Cada piedra tiene su historia. Las redondas provienen de los ríos Ellas rodaron durante
muchos años en el seno de las corrientes sonoras. Otras fueron cantos rodados, bajando
por las pendientes de las montañas. Algunas fueron extraídas expresamente de las
canteras ardientes.
Todas ellas son tan diferentes por sus orígenes, historia v formas, de la misma manera que
los miembros de la comunidad que vienen de diversos hogares, latitudes, continentes, con
sus historias inéditas y personalidades únicas.
Con tan peculiares personalidades, todas las piedras tuvieron que adoptar posiciones
apropiadas para ajustarse a las formas, tan diferentes, de las demás piedras. Se hizo un
esfuerzo sostenido de adaptación. Muchas de ellas recibieron golpes y perdieron ángulos
de personalidad para poder ajustarse mejor. Todas se apoyan mutuamente. Unas
sostienen a las otras. Las grandes reciben gran parte de la presión del muro. Cada una
respeta la forma de la otra. Se amó mucho porque se dio mucha vida.
No fue tarea fácil. Un muro de cal y canto se levanta con facilidad. Suben también
rápidamente las paredes construidas con piedras cuadradas o bloques de cemento. Pero
para construir un muro sólido con piedras tan dispares se necesitó de una ardiente
paciencia y de una esperanza inquebrantable. A pesar de todo, si el Señor no hubiera
estado con nosotros, de nada hubiera servido el esfuerzo de los albañiles.
He aquí la historia de una fraternidad. Los que pasan por delante de nuestra edificación se
alejan repitiendo: esta es obra del Señor.
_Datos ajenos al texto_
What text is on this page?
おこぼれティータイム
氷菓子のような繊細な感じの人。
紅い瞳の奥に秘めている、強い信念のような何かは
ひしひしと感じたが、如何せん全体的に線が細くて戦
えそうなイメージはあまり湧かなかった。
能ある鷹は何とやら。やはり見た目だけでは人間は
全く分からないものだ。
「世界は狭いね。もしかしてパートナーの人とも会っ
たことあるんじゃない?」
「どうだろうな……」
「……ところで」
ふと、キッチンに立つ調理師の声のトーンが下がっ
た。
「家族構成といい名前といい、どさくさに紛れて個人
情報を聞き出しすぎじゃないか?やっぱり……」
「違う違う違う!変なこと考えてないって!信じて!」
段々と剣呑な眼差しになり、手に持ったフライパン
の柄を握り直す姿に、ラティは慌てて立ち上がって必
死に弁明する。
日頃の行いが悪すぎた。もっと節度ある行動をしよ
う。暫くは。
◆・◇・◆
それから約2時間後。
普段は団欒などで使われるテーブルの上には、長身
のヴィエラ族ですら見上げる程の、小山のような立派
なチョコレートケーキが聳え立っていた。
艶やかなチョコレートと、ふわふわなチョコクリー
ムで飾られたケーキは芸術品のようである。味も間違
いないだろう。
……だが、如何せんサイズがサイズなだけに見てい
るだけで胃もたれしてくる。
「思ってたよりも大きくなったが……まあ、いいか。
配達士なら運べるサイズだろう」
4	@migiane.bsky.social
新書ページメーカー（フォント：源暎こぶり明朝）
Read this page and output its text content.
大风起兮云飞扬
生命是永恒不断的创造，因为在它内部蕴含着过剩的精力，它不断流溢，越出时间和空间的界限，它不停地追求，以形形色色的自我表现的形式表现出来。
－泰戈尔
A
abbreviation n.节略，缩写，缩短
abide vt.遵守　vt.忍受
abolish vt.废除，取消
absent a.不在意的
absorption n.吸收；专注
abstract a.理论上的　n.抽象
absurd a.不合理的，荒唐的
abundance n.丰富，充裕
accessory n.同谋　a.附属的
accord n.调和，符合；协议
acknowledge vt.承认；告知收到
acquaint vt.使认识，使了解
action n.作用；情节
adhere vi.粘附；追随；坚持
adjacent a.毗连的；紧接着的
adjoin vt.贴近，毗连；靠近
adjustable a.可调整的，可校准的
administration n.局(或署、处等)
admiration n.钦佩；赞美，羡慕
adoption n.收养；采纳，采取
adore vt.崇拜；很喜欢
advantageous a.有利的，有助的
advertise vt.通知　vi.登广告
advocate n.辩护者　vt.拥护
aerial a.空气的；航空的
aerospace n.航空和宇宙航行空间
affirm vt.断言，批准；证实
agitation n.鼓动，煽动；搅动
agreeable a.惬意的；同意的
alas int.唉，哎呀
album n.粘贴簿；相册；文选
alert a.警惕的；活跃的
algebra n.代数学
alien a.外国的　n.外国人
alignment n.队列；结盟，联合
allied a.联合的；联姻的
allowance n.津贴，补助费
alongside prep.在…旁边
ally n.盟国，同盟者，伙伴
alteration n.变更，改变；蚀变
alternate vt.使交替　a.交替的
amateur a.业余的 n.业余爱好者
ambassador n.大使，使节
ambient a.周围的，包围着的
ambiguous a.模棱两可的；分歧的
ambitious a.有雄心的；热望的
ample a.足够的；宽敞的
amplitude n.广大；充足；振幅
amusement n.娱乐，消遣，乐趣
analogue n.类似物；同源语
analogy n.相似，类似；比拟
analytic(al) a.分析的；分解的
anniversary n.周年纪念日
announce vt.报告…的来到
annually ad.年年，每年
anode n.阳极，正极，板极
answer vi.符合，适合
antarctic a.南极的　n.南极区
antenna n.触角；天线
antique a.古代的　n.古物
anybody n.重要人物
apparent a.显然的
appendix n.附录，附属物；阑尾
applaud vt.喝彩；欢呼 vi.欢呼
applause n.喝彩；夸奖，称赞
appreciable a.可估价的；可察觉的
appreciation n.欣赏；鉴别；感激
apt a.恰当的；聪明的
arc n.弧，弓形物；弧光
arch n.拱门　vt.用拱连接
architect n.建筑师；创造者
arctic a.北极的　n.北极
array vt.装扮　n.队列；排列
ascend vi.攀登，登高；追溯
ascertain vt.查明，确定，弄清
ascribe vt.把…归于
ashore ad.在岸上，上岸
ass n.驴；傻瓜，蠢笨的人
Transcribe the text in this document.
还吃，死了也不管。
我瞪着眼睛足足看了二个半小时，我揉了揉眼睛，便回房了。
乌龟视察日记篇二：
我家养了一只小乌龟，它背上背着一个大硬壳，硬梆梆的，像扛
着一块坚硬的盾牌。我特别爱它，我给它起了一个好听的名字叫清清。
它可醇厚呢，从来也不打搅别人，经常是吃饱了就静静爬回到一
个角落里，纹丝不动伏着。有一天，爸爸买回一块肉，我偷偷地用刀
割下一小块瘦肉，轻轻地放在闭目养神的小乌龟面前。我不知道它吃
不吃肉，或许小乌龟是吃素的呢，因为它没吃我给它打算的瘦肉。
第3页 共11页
Terminemos nuestro tema con la Palabra de Dios:
«En vista de esto, como elegidos de Dios, consagrados y predilectos,
vestíos de ternura entrañable, de agrado, humildad, sencillez, tolerancia;
conllevaos mutuamente y perdonaos cuando uno tenga queja contra otro;
el Señor os ha perdonado, haced vosotros lo mismo. Y, por encima, ceñíos
el amor mutuo, que es el cinturón perfecto. Interiormente la paz de Cristo
tenga la última palabra; a esta paz os han llamado como miembros de un
mismo cuerpo. Sed también agradecidos» (Col. 3,12-15).